Katharina von Schnurbein, the European Union’s coordinator on combating antisemitism, also joined the outcry. “The World Holocaust Center @yadvashem is a key partner for the European Union when it comes to #Holocaust research,” she said on X. “Its expertise and #independence of its leadership are essential in times of #Holocaust #distortion and attempts to politicise #Shoah remembrance.”

Dayan, a former head of the Yesha council for West Bank settlers and former Israeli consul-general to New York, previously ran for the Knesset with Gideon Sa’ar’s opposition New Hope party, but failed to win a seat. He was appointed as head of Yad Vashem in 2021 by the previous government under then-prime minister Naftali Bennett.

In recent months, Education Minister Yoav Kisch of the ruling Likud party has been angling to remove Dayan, according to reports in the Hebrew-language media.

Kisch sent Dayan a letter accusing him of mismanagement at the Holocaust museum, a charge Dayan has staunchly denied. Kisch confirmed the report on the letter to Channel 12 on Thursday.

Prime Minister Benjamin Netanyahu and Kisch are hoping to replace Dayan with Keren Barak, a former MK for their Likud party, the report said.

The network also tied Kisch’s move to the Holocaust museum hosting singer Keren Peles — who has spoken out against the government’s policies and has performed at anti-overhaul protests — on Holocaust Remembrance Day.

The unsourced report said the prime minister’s wife, Sara Netanyahu, was angered that Dayan had invited Peles to perform at the official ceremony in April marking Holocaust Remembrance Day. Netanyahu reportedly was upset with Peles for her outspoken support for demonstrations against the government and its judicial overhaul plan. The premier’s office said the report was false.

Prime Minister Benjamin Netanyahu speaks at the main Holocaust memorial day ceremony held at the Yad Vashem Holocaust museum in Jerusalem, April 17, 2023. (Erik Marmor/Flash90)

Dayan has refuted Kisch’s allegations and threatened to take the matter to Attorney General Gali Baharav-Miara.

In his letter to Dayan, Kisch raised concerns over three board members, each of whom were appointed by the previous government: former MK Collette Avital, former MK and former education minister Rabbi Shai Piron, and former MK Shuli Moalem.

Kisch claimed that their appointments were never reviewed by the appropriate selection committee and therefore were illegitimate.

Their presence at board meetings, he wrote, “is a serious failure on your part as chairman of Yad Vashem, calling into question the legality of all the decisions made at management meetings since you were appointed to your position.”
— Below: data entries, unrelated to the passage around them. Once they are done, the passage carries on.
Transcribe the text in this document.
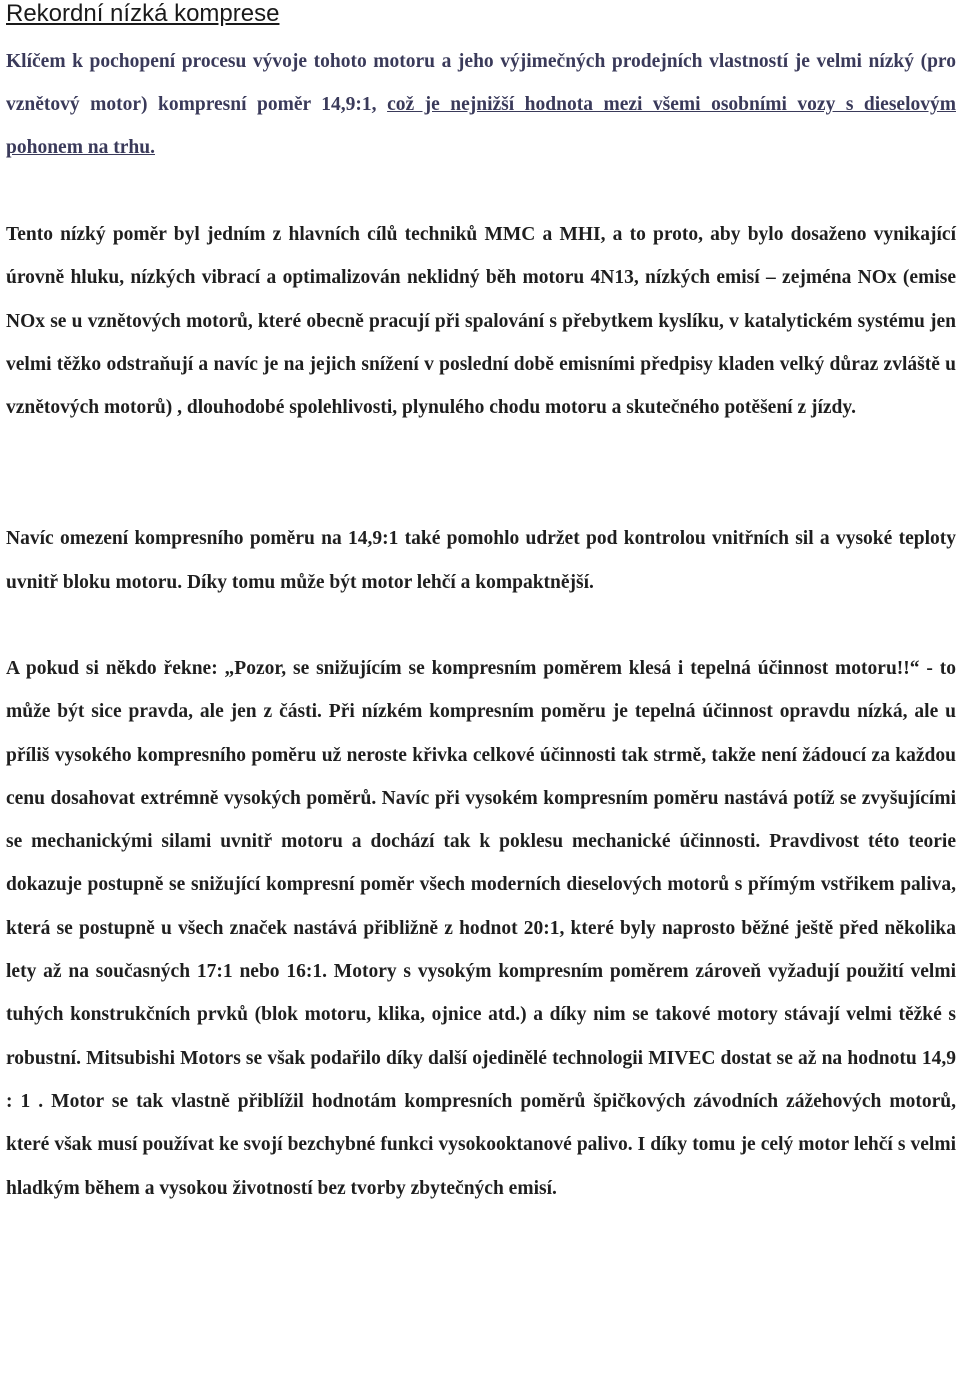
Rekordní nízká komprese

Klíčem k pochopení procesu vývoje tohoto motoru a jeho výjimečných prodejních vlastností je velmi nízký (pro vznětový motor) kompresní poměr 14,9:1, což je nejnižší hodnota mezi všemi osobními vozy s dieselovým pohonem na trhu.

Tento nízký poměr byl jedním z hlavních cílů techniků MMC a MHI, a to proto, aby bylo dosaženo vynikající úrovně hluku, nízkých vibrací a optimalizován neklidný běh motoru 4N13, nízkých emisí – zejména NOx (emise NOx se u vznětových motorů, které obecně pracují při spalování s přebytkem kyslíku, v katalytickém systému jen velmi těžko odstraňují a navíc je na jejich snížení v poslední době emisními předpisy kladen velký důraz zvláště u vznětových motorů) , dlouhodobé spolehlivosti, plynulého chodu motoru a skutečného potěšení z jízdy.

Navíc omezení kompresního poměru na 14,9:1 také pomohlo udržet pod kontrolou vnitřních sil a vysoké teploty uvnitř bloku motoru. Díky tomu může být motor lehčí a kompaktnější.

A pokud si někdo řekne: „Pozor, se snižujícím se kompresním poměrem klesá i tepelná účinnost motoru!!“ - to může být sice pravda, ale jen z části. Při nízkém kompresním poměru je tepelná účinnost opravdu nízká, ale u příliš vysokého kompresního poměru už neroste křivka celkové účinnosti tak strmě, takže není žádoucí za každou cenu dosahovat extrémně vysokých poměrů. Navíc při vysokém kompresním poměru nastává potíž se zvyšujícími se mechanickými silami uvnitř motoru a dochází tak k poklesu mechanické účinnosti. Pravdivost této teorie dokazuje postupně se snižující kompresní poměr všech moderních dieselových motorů s přímým vstřikem paliva, která se postupně u všech značek nastává přibližně z hodnot 20:1, které byly naprosto běžné ještě před několika lety až na současných 17:1 nebo 16:1. Motory s vysokým kompresním poměrem zároveň vyžadují použití velmi tuhých konstrukčních prvků (blok motoru, klika, ojnice atd.) a díky nim se takové motory stávají velmi těžké s robustní. Mitsubishi Motors se však podařilo díky další ojedinělé technologii MIVEC dostat se až na hodnotu 14,9 : 1 . Motor se tak vlastně přiblížil hodnotám kompresních poměrů špičkových závodních zážehových motorů, které však musí používat ke svojí bezchybné funkci vysokooktanové palivo. I díky tomu je celý motor lehčí s velmi hladkým během a vysokou životností bez tvorby zbytečných emisí.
Dayan wrote back that meetings were held according to regulations and that since the board members in question had not been ousted, there was no reason to prevent them from attending.

An unnamed source close to Dayan told Hebrew media Thursday that Kisch was making a “clumsy” attempt to oust Dayan and replace him with a political ally.

The source claimed that “because of Dayan’s integrity [Kisch] did not find any fault and latched onto several technical matters” — principally the presence of board members Avital, Piron, and Moalem, the source said.

Kisch recently had to backtrack on an attempt to install a political appointee as head of the Israel National Library after a massive outcry alleging the move would destroy the independence of the national institution.